Hasta la fecha, el mejor análisis que se ha escrito sobre ellos es el ensayo de 1916 “What’s the Matter with Magazine Art?” [¿Cuál es la cuestión con el arte de revista?] del periodista Max Eastman. Resumiendo, su premisa es la siguiente: una publicación es un conjunto de bienes que pertenecen a una sociedad anónima cuyos inversionistas están interesados en que les genere dividendos. Para ello, contratan a un editor y le pagan según su éxito comercial; naturalmente, su gusto está “económicamente condicionado” y hará mella en los artistas a los que contrate, quienes dibujarán imágenes de factura impecable, sujetas al imperativo comercial de “complacer a tantos como sea posible y no molestar a ninguno”. El resultado es un arte regular, mediocre, pero increíblemente variado, pues su propósito es atraer a cuanta nueva audiencia sea posible sin abandonar a la anterior. Por ello mismo, la conclusión de Eastman es que el arte de revista no tiene salvación, ni será un “arte verdadero”, a pesar de sus mutaciones estilísticas, pues éstas siempre estarán condicionadas a las necesidades comerciales del editor, quien limará sus aspectos más controversiales para volverlos lucrativos. Si no interfiere, será porque los gustos de la audiencia ya han cambiado, y ese es el tipo de imagen que demanda ahora, por lo que tampoco serán impactantes, ni para bien ni para mal. El “arte verdadero” es aquel que es libre de “hacer tanto amigos como enemigos. Y un arte así jamás florecerá bajo el editor comercial”.[1] Obviamente, pido algo de consideración para el ensayo, pues, a pesar de tener cierta vigencia, algunas de sus apreciaciones resultan anticuadas —cuando no anodinas—, ya que es un texto de 109 años de antigüedad.
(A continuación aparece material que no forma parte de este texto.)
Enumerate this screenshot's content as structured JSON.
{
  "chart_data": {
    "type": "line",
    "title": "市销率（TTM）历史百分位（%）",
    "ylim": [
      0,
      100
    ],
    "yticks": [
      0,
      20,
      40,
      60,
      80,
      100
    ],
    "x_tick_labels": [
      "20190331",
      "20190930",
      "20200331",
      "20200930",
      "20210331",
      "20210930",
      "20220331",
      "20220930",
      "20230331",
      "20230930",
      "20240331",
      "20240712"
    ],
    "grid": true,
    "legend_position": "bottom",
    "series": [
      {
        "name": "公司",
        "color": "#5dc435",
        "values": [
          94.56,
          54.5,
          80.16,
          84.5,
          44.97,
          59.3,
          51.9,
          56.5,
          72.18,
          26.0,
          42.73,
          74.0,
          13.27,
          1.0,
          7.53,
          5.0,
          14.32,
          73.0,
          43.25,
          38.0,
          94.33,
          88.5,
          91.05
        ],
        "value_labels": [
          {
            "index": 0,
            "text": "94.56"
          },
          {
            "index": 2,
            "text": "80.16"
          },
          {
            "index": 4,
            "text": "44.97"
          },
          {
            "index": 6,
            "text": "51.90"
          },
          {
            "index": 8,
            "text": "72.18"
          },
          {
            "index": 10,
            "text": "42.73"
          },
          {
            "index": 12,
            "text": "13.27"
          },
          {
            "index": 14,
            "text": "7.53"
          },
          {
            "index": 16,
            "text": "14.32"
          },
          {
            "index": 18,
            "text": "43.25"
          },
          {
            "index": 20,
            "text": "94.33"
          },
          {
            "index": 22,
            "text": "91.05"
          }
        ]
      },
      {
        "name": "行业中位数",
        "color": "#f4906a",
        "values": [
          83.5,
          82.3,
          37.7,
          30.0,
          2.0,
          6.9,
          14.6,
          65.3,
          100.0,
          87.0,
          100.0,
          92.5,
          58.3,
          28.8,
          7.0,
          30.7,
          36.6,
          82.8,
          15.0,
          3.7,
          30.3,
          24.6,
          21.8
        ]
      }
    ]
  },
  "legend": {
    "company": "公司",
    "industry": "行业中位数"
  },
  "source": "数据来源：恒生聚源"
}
El caso de Antonio López (1943-1987) es particular, pues, aunque era un artista abiertamente comercial que hacía ilustraciones según los requisitos de la empresa que lo contratara, no estaba interesado únicamente en el dinero ni en la creación de imágenes fáciles de vender. (Se resistía un poco entregando su trabajo tarde para que no le pidieran modificaciones.) Tampoco era mediocre. De hecho, una de las grandes preocupaciones de su vida fue que no se lo tomaran en serio como artista;[2] sin embargo, estaba consciente de las limitaciones que tenía su obra al estar dedicada en su mayor parte a la promoción de mercancías. Percibía una diferencia de trato, no del todo infundada, en sus interacciones con museos e instituciones culturales: “Todos los museos importantes tienen mis obras”, explicaba en un seminario para el ArtCenter de Nueva York en 1983, “pero no las exhiben. Quizás algún día lo hagan, quizá no… pero se ve bien en mi currículum”.[3]
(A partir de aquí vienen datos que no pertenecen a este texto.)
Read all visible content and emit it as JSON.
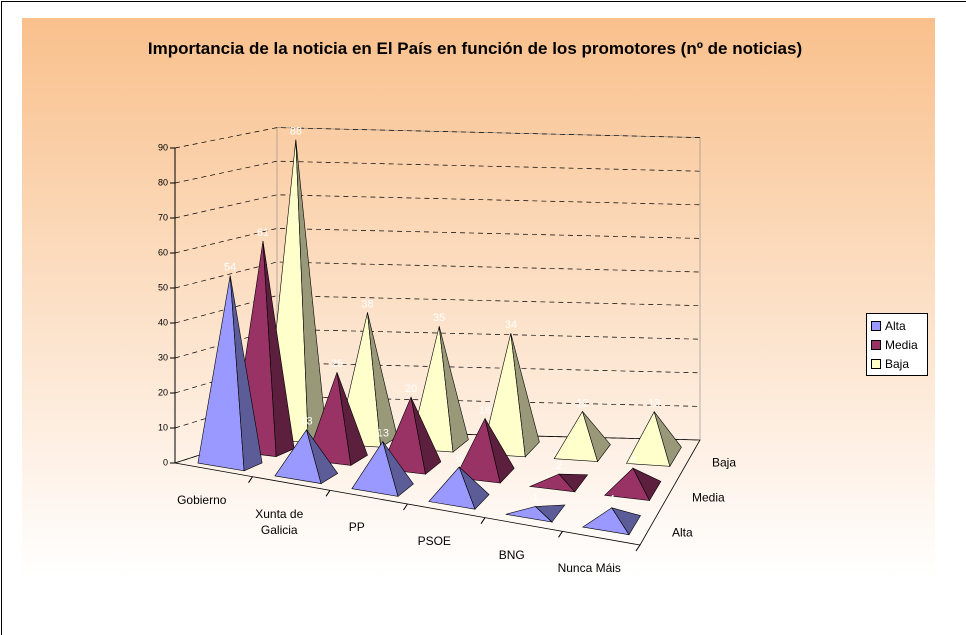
{
  "chart_data": {
    "type": "pyramid3d",
    "title": "Importancia de la noticia en El País en función de los promotores (nº de noticias)",
    "categories": [
      "Gobierno",
      "Xunta de Galicia",
      "PP",
      "PSOE",
      "BNG",
      "Nunca Máis"
    ],
    "series": [
      {
        "name": "Alta",
        "color": "#9999ff",
        "values": [
          54,
          13,
          13,
          9,
          1,
          4
        ]
      },
      {
        "name": "Media",
        "color": "#993366",
        "values": [
          61,
          25,
          20,
          16,
          2,
          6
        ]
      },
      {
        "name": "Baja",
        "color": "#ffffcc",
        "values": [
          88,
          38,
          35,
          34,
          12,
          13
        ]
      }
    ],
    "ylim": [
      0,
      90
    ],
    "yticks": [
      0,
      10,
      20,
      30,
      40,
      50,
      60,
      70,
      80,
      90
    ],
    "grid": true,
    "legend": "right"
  }
}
López era evidentemente talentoso, y su obra excelente. No se parecía en nada a la de ningún otro ilustrador. Su socio, el director creativo Juan Ramos (1942-1995), jugó un papel esencial para distinguirlo de los demás artistas. Su trabajo consistía en retomar imágenes de todo tipo de archivos para nutrir el estilo de Antonio (el nombre con el que firmaban en conjunto) con referencias desconocidas, antiquísimas y contemporáneas, que lo alejaran del lugar común. Al inicio de su carrera, destacaron por —literalmente— desbordar la ilustración de moda: prescindir de la imagen habitual de una mujer blanca sobre fondo blanco, posando hierática con un vestido, para pintar una dinámica escena urbana en la que pronto la ropa pasaba a segundo plano. Muchas de las mujeres que pintaban eran negras, morenas, latinas. Cuestión importante, pues su trayectoria comenzó en el apogeo del Movimiento por los Derechos Civiles, en un país segregado que se resistía a dejar de serlo. (Este fue un factor que influyó bastante en su decisión de mudarse a París a mediados de los setenta).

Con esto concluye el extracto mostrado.